Same goes for the man who told the court: “I cannot give up my job for six plus weeks.”

Another common reason - admitted bias.

A female high school history teacher at a Manhattan private school answered “no” question #34 -- Do you have any strong opinions or firmly held beliefs about former President Donald Trump?

She said: “As I’m sitting here reflecting deeply, I do have concerns, yes, your honor.”

The judge excused her from service. At the end of the day, three men were the final potential jurors questioned.

One middle aged man, like Trump, works in real estate development, but had no business with him.

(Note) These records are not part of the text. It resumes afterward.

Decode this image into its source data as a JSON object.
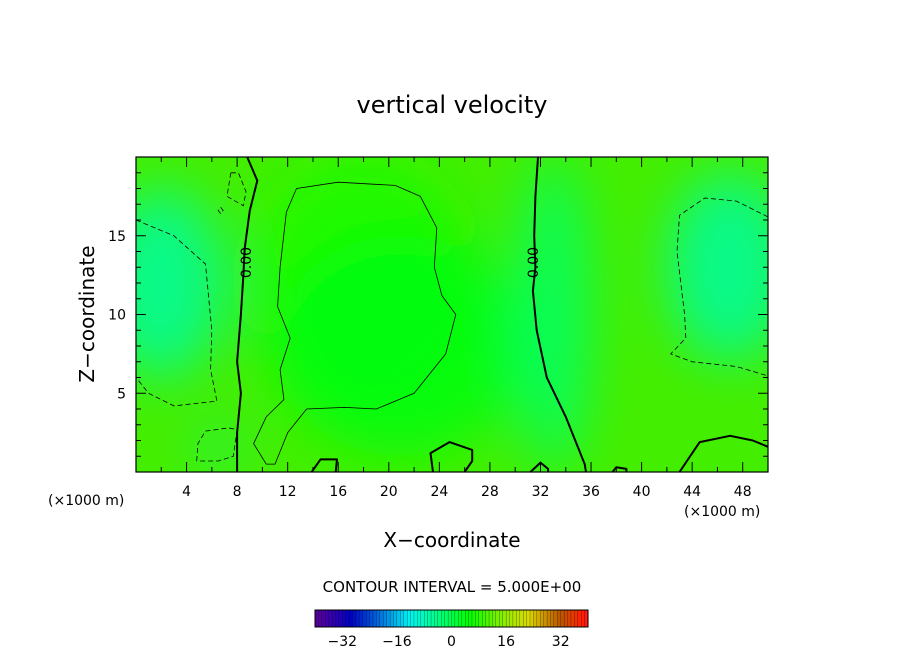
{
  "chart_data": {
    "type": "heatmap",
    "title": "vertical velocity",
    "xlabel": "X−coordinate",
    "ylabel": "Z−coordinate",
    "x_unit_left": "(×1000 m)",
    "x_unit_right": "(×1000 m)",
    "xlim": [
      0,
      50
    ],
    "ylim": [
      0,
      20
    ],
    "x_ticks": [
      4,
      8,
      12,
      16,
      20,
      24,
      28,
      32,
      36,
      40,
      44,
      48
    ],
    "y_ticks": [
      5,
      10,
      15
    ],
    "contour_label": "0.00",
    "contour_interval_text": "CONTOUR INTERVAL = 5.000E+00",
    "colorbar": {
      "min": -40,
      "max": 40,
      "ticks": [
        -32,
        -16,
        0,
        16,
        32
      ],
      "tick_labels": [
        "−32",
        "−16",
        "0",
        "16",
        "32"
      ]
    },
    "field_blobs": [
      {
        "x": 18,
        "y": 12,
        "rx": 9,
        "ry": 8,
        "value": 7
      },
      {
        "x": 21,
        "y": 8,
        "rx": 10,
        "ry": 7,
        "value": 4
      },
      {
        "x": 2,
        "y": 12,
        "rx": 5,
        "ry": 6,
        "value": -6
      },
      {
        "x": 47,
        "y": 13,
        "rx": 5,
        "ry": 6,
        "value": -6
      },
      {
        "x": 6.5,
        "y": 1.5,
        "rx": 1.5,
        "ry": 1.0,
        "value": -6
      },
      {
        "x": 33,
        "y": 10,
        "rx": 3,
        "ry": 10,
        "value": -2
      }
    ],
    "contours": [
      {
        "level": 0,
        "style": "solid",
        "width": 2,
        "points": [
          [
            8.8,
            20
          ],
          [
            9.6,
            18.5
          ],
          [
            9.0,
            16.6
          ],
          [
            8.6,
            14.2
          ],
          [
            8.5,
            12.5
          ],
          [
            8.3,
            10
          ],
          [
            8.0,
            7
          ],
          [
            8.3,
            5
          ],
          [
            8.0,
            2.5
          ],
          [
            8.0,
            0
          ]
        ]
      },
      {
        "level": 0,
        "style": "solid",
        "width": 2,
        "points": [
          [
            31.8,
            20
          ],
          [
            31.6,
            17.5
          ],
          [
            31.5,
            15
          ],
          [
            31.6,
            13
          ],
          [
            31.4,
            11.5
          ],
          [
            31.7,
            9
          ],
          [
            32.5,
            6
          ],
          [
            34.0,
            3.5
          ],
          [
            35.5,
            0.5
          ],
          [
            35.6,
            0
          ]
        ]
      },
      {
        "level": 5,
        "style": "solid",
        "width": 0.8,
        "points": [
          [
            10.3,
            0.5
          ],
          [
            9.3,
            1.8
          ],
          [
            10.3,
            3.5
          ],
          [
            11.7,
            4.6
          ],
          [
            11.4,
            6.5
          ],
          [
            12.2,
            8.5
          ],
          [
            11.2,
            10.5
          ],
          [
            11.4,
            13
          ],
          [
            11.9,
            16.5
          ],
          [
            12.7,
            18
          ],
          [
            16,
            18.4
          ],
          [
            20.5,
            18.2
          ],
          [
            22.5,
            17.5
          ],
          [
            23.8,
            15.5
          ],
          [
            23.6,
            13
          ],
          [
            24.2,
            11.2
          ],
          [
            25.3,
            10
          ],
          [
            24.5,
            7.5
          ],
          [
            22,
            5
          ],
          [
            19,
            4
          ],
          [
            16.5,
            4.1
          ],
          [
            13.5,
            4
          ],
          [
            12,
            2.5
          ],
          [
            11,
            0.5
          ],
          [
            10.3,
            0.5
          ]
        ]
      },
      {
        "level": -5,
        "style": "dashed",
        "width": 0.8,
        "points": [
          [
            0,
            16
          ],
          [
            3,
            15
          ],
          [
            5.5,
            13.2
          ],
          [
            6,
            9
          ],
          [
            5.9,
            6.5
          ],
          [
            6.4,
            4.5
          ],
          [
            3,
            4.2
          ],
          [
            1,
            5
          ],
          [
            0,
            6
          ]
        ]
      },
      {
        "level": -5,
        "style": "dashed",
        "width": 0.8,
        "points": [
          [
            50,
            16.2
          ],
          [
            47.5,
            17.2
          ],
          [
            45,
            17.4
          ],
          [
            43,
            16.3
          ],
          [
            42.8,
            14
          ],
          [
            43.4,
            10
          ],
          [
            43.5,
            8.5
          ],
          [
            42.3,
            7.5
          ],
          [
            44,
            7
          ],
          [
            47.5,
            6.7
          ],
          [
            50,
            6.1
          ]
        ]
      },
      {
        "level": -5,
        "style": "dashed",
        "width": 0.8,
        "points": [
          [
            7.5,
            19
          ],
          [
            7.2,
            17.5
          ],
          [
            8.5,
            16.9
          ],
          [
            8.7,
            17.8
          ],
          [
            8.1,
            19
          ],
          [
            7.5,
            19
          ]
        ]
      },
      {
        "level": -5,
        "style": "dashed",
        "width": 0.8,
        "points": [
          [
            6.7,
            16.4
          ],
          [
            6.5,
            16.6
          ],
          [
            6.7,
            16.8
          ],
          [
            6.9,
            16.6
          ],
          [
            6.7,
            16.4
          ]
        ]
      },
      {
        "level": -5,
        "style": "dashed",
        "width": 0.8,
        "points": [
          [
            4.8,
            0.7
          ],
          [
            4.9,
            1.8
          ],
          [
            5.5,
            2.6
          ],
          [
            7.3,
            2.8
          ],
          [
            8.0,
            2.7
          ],
          [
            7.7,
            1.0
          ],
          [
            6.5,
            0.7
          ],
          [
            4.8,
            0.7
          ]
        ]
      },
      {
        "level": 0,
        "style": "solid",
        "width": 2,
        "points": [
          [
            13.9,
            0
          ],
          [
            14.6,
            0.8
          ],
          [
            15.9,
            0.8
          ],
          [
            15.8,
            0
          ]
        ]
      },
      {
        "level": 0,
        "style": "solid",
        "width": 2,
        "points": [
          [
            23.5,
            0
          ],
          [
            23.3,
            1.2
          ],
          [
            24.8,
            1.9
          ],
          [
            26.6,
            1.4
          ],
          [
            26.6,
            0.7
          ],
          [
            26.0,
            0
          ]
        ]
      },
      {
        "level": 0,
        "style": "solid",
        "width": 2,
        "points": [
          [
            31.2,
            0
          ],
          [
            32.0,
            0.6
          ],
          [
            32.6,
            0.2
          ],
          [
            32.6,
            0
          ]
        ]
      },
      {
        "level": 0,
        "style": "solid",
        "width": 2,
        "points": [
          [
            37.7,
            0
          ],
          [
            38.0,
            0.3
          ],
          [
            38.8,
            0.2
          ],
          [
            38.8,
            0
          ]
        ]
      },
      {
        "level": 0,
        "style": "solid",
        "width": 2,
        "points": [
          [
            43.0,
            0
          ],
          [
            44.6,
            1.9
          ],
          [
            47.0,
            2.3
          ],
          [
            48.8,
            2.0
          ],
          [
            50,
            1.6
          ]
        ]
      }
    ],
    "contour_labels": [
      {
        "x": 8.8,
        "y": 13.3
      },
      {
        "x": 31.5,
        "y": 13.3
      }
    ],
    "colors": {
      "background": "#ffffff",
      "field_base": "#44ee00",
      "line": "#000000"
    }
  }
}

“People I know know the president,” he said, but was sure to add that would not affect my thinking.

When pressed for his opinion of Trump, favorable or unfavorable, he said he was an “admirer from afar of the work” and found Trump’s seminal memoir, The Art of The Deal, “entertaining.” Prosecutors used a peremptory challenge to remove him.

Same fate for a rare retiree, a Black former corrections officer who was asked by prosecutor Susan Hoffinger how he might judge the testimony of ex-Trump lawyer and fixer Michael Cohen turned government witness.

"What I can say is that if you plea bargained or plea-dealed, or you’re looking out for yourself or you’re telling the truth," the man said, adding he could keep an open mind. The prosecution had him excused with a peremptory challenge.

The court will begin the process of questioning the next batch of 96 potential jurors on Thursday morning.